Da alcuni anni è in atto, come per le altre aziende ex pubbliche, la privatizzazione, che le denomina “partecipate”. E in ogni situazione si ripete la stessa cosa: il depauperamento delle competenze del lavoro specifico, cioè quello che qualifica il servizio. Hera, diventato ormai un colosso (speriamo non con i piedi di argilla.) soprattutto finanziario, ha attualmente un numero di operai in percentuale molto inferiore ad anni fa, a fronte di numeri di colletti bianchi molto superiori. I lavori per l’efficienza dei vari servizi sono generalmente dati ad altre ditte, più o meno direttamente coinvolte nelle “scatole cinesi” che si possono leggere nella sua struttura societaria, oppure a ditte in appalto sempre più numerose.
Lo stesso vediamo sta avvenendo per Tper e intanto si creano per esempio situazioni come quelle che abbiamo raccontato che sono di poca importanza. Diventano invece situazioni più importanti per noi utenti se ciò che alcuni autisti ci dissero durante le manifestazioni di alcuni anni fa dovesse sussistere ancora.

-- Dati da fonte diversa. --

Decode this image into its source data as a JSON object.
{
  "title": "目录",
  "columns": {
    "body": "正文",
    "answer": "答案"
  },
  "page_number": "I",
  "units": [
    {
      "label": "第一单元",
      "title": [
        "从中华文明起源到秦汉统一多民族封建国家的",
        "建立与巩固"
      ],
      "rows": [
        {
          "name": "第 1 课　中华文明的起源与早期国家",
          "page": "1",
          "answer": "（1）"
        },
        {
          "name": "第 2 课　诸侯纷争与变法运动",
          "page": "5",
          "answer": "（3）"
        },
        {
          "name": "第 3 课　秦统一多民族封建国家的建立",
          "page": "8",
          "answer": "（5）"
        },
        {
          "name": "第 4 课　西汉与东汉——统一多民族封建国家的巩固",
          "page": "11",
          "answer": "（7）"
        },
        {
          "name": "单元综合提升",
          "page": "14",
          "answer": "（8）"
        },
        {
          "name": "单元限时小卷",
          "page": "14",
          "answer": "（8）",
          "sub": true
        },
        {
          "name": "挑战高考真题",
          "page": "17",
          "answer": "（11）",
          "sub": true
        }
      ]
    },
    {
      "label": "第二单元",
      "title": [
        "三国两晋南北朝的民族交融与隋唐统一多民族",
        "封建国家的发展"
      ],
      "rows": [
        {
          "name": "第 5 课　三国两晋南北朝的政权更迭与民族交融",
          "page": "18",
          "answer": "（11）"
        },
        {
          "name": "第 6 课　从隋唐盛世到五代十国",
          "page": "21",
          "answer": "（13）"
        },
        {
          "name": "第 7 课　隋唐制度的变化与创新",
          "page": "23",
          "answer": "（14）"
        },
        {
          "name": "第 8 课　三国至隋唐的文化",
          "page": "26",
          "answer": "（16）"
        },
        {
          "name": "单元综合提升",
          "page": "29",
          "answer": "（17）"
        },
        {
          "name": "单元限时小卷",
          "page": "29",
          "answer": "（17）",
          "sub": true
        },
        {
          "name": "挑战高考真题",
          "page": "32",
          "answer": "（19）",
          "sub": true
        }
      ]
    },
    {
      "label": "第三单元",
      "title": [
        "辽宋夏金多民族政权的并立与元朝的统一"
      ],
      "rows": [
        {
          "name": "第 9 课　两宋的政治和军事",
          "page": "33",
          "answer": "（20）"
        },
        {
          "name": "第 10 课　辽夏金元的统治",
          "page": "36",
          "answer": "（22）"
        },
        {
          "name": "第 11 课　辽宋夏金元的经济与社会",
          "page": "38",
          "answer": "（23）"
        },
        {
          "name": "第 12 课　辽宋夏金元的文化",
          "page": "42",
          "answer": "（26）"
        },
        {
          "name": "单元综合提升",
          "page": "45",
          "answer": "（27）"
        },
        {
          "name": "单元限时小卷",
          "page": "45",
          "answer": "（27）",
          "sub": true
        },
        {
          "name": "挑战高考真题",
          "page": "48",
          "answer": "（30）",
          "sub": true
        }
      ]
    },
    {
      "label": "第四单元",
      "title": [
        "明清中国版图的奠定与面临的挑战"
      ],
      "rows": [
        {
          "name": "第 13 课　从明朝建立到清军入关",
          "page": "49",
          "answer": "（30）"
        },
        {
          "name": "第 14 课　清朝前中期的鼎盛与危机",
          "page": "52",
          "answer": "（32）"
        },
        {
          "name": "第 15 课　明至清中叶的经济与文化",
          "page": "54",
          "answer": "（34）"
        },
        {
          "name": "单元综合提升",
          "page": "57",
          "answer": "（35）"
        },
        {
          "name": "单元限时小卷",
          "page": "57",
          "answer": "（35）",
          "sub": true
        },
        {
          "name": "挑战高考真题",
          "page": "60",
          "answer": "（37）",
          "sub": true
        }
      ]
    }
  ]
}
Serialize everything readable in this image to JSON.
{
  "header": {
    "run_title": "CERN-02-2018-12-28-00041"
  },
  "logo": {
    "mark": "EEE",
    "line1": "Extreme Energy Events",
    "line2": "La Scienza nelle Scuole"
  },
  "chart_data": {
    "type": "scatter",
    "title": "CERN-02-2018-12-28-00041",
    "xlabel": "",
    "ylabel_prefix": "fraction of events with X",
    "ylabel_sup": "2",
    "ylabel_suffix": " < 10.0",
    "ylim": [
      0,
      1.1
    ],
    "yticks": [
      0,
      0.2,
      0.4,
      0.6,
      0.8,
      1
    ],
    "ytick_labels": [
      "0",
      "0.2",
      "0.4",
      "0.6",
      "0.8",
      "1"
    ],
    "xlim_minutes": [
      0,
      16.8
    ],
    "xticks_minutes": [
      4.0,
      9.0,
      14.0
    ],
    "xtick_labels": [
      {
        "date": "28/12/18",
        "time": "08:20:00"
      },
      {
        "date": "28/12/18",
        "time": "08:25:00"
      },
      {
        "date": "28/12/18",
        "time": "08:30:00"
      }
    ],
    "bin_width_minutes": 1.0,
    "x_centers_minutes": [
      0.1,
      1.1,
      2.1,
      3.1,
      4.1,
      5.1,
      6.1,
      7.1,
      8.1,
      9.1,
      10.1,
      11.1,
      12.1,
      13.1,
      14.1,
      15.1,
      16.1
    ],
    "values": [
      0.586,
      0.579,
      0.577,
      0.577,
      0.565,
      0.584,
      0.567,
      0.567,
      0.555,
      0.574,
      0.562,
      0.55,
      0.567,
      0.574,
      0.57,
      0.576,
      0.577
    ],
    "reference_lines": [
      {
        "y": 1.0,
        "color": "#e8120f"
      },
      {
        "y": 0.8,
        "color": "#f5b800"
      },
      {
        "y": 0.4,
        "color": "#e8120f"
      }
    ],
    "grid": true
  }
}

Ci raccontarono che i dipendenti di Tper, e questo costituisce certamente una spesa onerosa per l’azienda, erano sottoposti continuamente a verifiche del loro stato di salute, soprattutto in funzione della sicurezza della non assunzione di droghe. Ci dissero che, almeno per gli appalti di allora, non c’era la stessa verifica. Questo problema ci pare molto più importante da sollevare in questo processo di costante privatizzazione.